Still, some caution over the short-term spike is warranted. Kang Hyun-gi, an analyst at DB Securities, said, "Leaders typically surge, then move sideways, and then break out again," advising, "it is relatively safer to enter after defense stocks go through a consolidation phase and attempt a renewed breakout."

There was also a view that macro indicators need to be monitored to capture shifts in the arms race trend. Kang said, "Compare the nominal GDP growth rate and the base rate; if the nominal GDP growth rate falls below the base rate, the investment cycle could contract," adding, "investors should keep checking this relationship as they approach defense stocks."

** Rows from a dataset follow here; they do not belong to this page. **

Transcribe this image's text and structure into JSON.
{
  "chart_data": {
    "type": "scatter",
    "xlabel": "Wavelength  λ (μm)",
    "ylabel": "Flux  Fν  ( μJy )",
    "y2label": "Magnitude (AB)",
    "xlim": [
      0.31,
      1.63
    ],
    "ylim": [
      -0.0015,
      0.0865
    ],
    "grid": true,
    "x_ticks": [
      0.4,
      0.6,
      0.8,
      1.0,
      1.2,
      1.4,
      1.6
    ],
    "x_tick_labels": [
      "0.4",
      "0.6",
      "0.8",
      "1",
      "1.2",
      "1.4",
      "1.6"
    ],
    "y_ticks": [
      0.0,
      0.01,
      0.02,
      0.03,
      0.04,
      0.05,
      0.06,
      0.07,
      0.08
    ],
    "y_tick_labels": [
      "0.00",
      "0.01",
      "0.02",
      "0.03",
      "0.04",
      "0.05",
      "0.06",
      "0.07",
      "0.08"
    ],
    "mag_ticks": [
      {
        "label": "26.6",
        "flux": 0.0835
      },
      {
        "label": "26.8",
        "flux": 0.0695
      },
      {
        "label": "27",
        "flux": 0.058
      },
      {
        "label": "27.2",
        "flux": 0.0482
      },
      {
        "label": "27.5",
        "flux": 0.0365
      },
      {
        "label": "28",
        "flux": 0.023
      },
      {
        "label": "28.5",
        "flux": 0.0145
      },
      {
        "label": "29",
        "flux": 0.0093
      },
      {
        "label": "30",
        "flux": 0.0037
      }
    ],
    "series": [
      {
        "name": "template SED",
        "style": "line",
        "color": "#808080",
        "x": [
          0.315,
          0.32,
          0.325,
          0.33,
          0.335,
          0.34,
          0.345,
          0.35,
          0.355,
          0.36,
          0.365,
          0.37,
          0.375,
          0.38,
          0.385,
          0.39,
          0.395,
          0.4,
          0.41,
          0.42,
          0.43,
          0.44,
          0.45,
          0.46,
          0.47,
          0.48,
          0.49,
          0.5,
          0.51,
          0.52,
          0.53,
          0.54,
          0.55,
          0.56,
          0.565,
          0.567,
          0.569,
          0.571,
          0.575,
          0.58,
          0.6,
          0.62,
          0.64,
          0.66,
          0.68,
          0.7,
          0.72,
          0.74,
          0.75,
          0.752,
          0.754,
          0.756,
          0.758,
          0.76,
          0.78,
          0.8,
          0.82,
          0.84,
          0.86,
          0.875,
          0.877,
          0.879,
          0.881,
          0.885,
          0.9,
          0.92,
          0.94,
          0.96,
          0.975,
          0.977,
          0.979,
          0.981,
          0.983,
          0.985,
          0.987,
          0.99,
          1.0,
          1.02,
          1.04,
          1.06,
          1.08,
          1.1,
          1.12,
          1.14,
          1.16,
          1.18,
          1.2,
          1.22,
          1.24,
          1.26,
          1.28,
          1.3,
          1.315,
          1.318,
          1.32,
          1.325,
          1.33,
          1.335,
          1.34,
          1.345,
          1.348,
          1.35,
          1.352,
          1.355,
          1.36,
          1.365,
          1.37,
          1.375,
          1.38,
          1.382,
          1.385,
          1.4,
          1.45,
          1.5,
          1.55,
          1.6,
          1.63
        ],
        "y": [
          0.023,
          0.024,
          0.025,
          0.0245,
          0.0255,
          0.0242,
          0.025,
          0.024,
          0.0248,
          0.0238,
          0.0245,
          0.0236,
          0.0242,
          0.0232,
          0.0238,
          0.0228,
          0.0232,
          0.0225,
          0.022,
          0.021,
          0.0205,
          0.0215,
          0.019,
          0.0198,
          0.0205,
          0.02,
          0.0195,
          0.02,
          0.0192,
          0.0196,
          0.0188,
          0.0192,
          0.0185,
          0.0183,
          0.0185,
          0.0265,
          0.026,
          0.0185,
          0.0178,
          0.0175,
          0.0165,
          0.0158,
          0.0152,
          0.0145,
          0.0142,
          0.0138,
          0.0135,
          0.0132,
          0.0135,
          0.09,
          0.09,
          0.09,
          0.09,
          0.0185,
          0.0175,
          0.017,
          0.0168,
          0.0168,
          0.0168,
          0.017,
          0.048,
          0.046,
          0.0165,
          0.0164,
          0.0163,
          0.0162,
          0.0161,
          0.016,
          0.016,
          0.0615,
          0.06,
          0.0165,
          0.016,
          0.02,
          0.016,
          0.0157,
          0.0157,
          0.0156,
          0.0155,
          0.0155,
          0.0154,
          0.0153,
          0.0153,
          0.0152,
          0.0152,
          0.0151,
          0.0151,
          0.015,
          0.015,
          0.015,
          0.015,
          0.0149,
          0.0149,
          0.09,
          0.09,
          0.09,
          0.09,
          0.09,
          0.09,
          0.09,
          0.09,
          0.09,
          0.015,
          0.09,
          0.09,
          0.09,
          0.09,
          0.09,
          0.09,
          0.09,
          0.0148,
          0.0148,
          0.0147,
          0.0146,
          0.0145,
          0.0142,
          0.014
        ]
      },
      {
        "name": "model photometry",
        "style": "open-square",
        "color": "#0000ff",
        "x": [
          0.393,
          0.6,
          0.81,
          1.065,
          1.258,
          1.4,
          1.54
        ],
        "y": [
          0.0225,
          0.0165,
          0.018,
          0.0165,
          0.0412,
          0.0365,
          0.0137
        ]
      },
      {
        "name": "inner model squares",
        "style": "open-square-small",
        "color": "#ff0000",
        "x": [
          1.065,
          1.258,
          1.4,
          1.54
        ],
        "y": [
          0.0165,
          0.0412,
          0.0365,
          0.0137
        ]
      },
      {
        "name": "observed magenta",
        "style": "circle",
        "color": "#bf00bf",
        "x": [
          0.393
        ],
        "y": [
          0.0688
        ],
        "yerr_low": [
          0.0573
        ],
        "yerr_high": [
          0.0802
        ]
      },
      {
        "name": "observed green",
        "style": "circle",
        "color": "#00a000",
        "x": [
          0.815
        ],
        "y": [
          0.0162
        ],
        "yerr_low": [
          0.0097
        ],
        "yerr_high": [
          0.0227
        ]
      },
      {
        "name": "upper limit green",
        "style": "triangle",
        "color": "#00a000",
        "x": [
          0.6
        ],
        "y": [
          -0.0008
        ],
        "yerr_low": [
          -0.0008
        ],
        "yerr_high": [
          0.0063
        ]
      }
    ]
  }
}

Advice also emerged on momentum by individual names. Chae Un-saem, an analyst at Hana Securities, said, "The value of Hanwha Aerospace's space business will materialize step by step depending on progress in next-generation launch vehicle development and final outcomes." With the business direction shifting in Dec. last year to a methane engine-based reusable launch vehicle, SpaceX's example of sharply increasing corporate value after succeeding with reusable launch vehicles is cited as a factor lifting mid- to long-term expectations. For Korea Aerospace Industries, expanding fighter jet exports is the key momentum. Lee Jae-gwang, an analyst at NH Investment & Securities, said, "The likelihood has risen that the Philippines, the UAE, and Egypt will adopt the KF-21."